Myojin of Night’s Reach thankfully has a few ways in which he is worse than Teferi. Like Dosan, he’s not playable as an Instant, nor is he the same
color as Time Stretch, helping to keep him fair by comparison. He’s also considerably more expensive, making him much harder to cast and protect, and
he has the additional requirement of having to come from your hand in order to do the job. As often as I’ve cast a Teferi from my hand, I’ve also
brought it into play with Chord of Calling or some other cheat mechanism that tutored for it and deposited him directly onto the battlefield, and none
of these sorts of things work with Myojin of Night’s Reach. Myojin even has the ignominious handicap of not doing his job when cast from the Command
Zone – Teferi, Mage of Zhalfir is a dangerous Commander who needs to be respected or contained, while Myojin of Nights Reach as a Commander is paying
far, far too much to give +1/+0 to a Giant Cockroach.

If the choke point of the format is the opponent trying to deprive you of the ability to interact, as it essentially is when boiled down by hard locks
or a non-interactive sequence starting with Teferi or Myojin of Night’s Reach, building your deck to interact as meaningfully as possible is an
important thing to do. The speed of the cards you choose is therefore very important – if you don’t have access to an instant worth casting, you had
better be playing some impressive sorceries if you don’t want to just get steamrolled as soon as you’ve passed the turn. Permanents that sit in play
are great to have but terrible to rely upon, because that exact same class of cards you’re hoping to use to break up a combo can be used against your
combo-breakers: you live by the Oblivion Stone, and you can die by the Oblivion Stone too. (Many an Oblivion Stone has started its life by putting a
fate counter on itself.)

There are more ways that simply deck design to favor building interactivity. I don’t want to tell you that you can’t play sorceries because sorceries
are bad. Clearly this is not true, but everything would be better if it were also an instant. Some players swear by Vedalken Orrery for exactly this
reason: you can’t be deprived of the ability to interact very easily when you can play any spell at any time, and what you gain for this ability to
pick the absolute ideal moment for each card in your hand is easily worth the investment of four mana and a card in an earlier turn of the game.

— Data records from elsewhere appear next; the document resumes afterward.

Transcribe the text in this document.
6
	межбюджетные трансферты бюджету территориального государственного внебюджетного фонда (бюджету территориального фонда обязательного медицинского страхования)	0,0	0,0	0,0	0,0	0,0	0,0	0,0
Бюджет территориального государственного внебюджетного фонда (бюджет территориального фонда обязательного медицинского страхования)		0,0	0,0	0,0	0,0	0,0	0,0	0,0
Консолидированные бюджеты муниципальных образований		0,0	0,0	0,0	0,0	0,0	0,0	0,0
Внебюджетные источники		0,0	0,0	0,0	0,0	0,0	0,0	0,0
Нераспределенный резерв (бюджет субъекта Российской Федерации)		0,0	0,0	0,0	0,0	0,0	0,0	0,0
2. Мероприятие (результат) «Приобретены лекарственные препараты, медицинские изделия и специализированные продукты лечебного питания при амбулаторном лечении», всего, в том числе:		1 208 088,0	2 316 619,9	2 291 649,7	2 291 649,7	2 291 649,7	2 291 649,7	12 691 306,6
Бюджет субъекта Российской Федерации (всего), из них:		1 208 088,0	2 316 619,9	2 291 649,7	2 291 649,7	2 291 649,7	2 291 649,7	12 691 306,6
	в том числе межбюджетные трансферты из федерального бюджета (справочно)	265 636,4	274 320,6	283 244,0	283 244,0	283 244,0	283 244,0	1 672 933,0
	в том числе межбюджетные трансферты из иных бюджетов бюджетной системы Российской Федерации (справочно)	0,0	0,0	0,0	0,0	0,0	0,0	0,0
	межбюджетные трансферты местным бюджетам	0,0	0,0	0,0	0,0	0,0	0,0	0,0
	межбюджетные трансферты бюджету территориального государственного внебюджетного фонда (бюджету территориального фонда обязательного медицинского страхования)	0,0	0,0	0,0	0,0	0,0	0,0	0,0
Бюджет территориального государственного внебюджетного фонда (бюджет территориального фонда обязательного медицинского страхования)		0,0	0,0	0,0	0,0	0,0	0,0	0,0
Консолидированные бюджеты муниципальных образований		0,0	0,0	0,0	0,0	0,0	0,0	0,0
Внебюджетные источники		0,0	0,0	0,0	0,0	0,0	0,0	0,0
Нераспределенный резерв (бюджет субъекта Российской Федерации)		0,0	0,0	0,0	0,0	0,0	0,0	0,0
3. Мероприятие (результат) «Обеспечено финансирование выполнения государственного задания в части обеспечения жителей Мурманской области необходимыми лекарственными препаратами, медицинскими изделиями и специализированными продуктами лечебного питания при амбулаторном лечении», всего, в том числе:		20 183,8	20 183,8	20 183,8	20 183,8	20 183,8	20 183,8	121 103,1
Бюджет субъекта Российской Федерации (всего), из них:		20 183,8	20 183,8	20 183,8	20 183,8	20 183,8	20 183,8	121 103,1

The
problem with this idea to my mind is the fact that like every other artifact or enchantment, it may have to face multiple board wipes in a single game,
as sweepers like Akroma’s Vengeance and Oblivion Stone are good catch-all answers to almost every problem in the book.

Allow me then to introduce my candidate for the second card that should go in every Commander deck: Winding Canyons. Unless you are playing a
deck with practically no creatures, or somehow have conspired to only play creatures with Flash, Winding Canyons allows you to gain interactivity by
removing the requirement to advance your board on your own turn. Sensei’s Divining Top clearly goes in every deck simply because it is a catchall cheap
card filtration effect that replaces itself as necessary and can become invisible if your draw requires it. But the fact of the matter is this: I have
built at least one deck without Sol Ring because I didn’t have very many ways to make use of the extra colorless mana, with all of my spells so
color-rich that only a handful used more than one colorless on top of the colored component of the spells and creatures. I have built zero decks
without Winding Canyons, having found that it builds so much more interactivity into your later turns that the added resilience is well worth the
inclusion.

Changing the speed at which you are capable of making plays allows you to be significantly more responsive to the players who might otherwise try to
close the door on interactivity and kill everybody in the room. To some degree, this should be done during deckbuilding – if you can realistically
favor an instant to do the same job as a sorcery is currently doing, it’s worth keeping in mind that the extra flexibility will pay off in a few games.
I’ve found it can be even more potent to use non-interactive tactics to argue with an opponent who is trying to be non-interactive. Krosan Grip is so
powerful in this format because it is an answer that doesn’t care what your opponent has to say about it, Word of Seizing can solve all sorts of
problems, and even Wipe Away is worth considering if you expect people in your group are going to try and play by degenerate means.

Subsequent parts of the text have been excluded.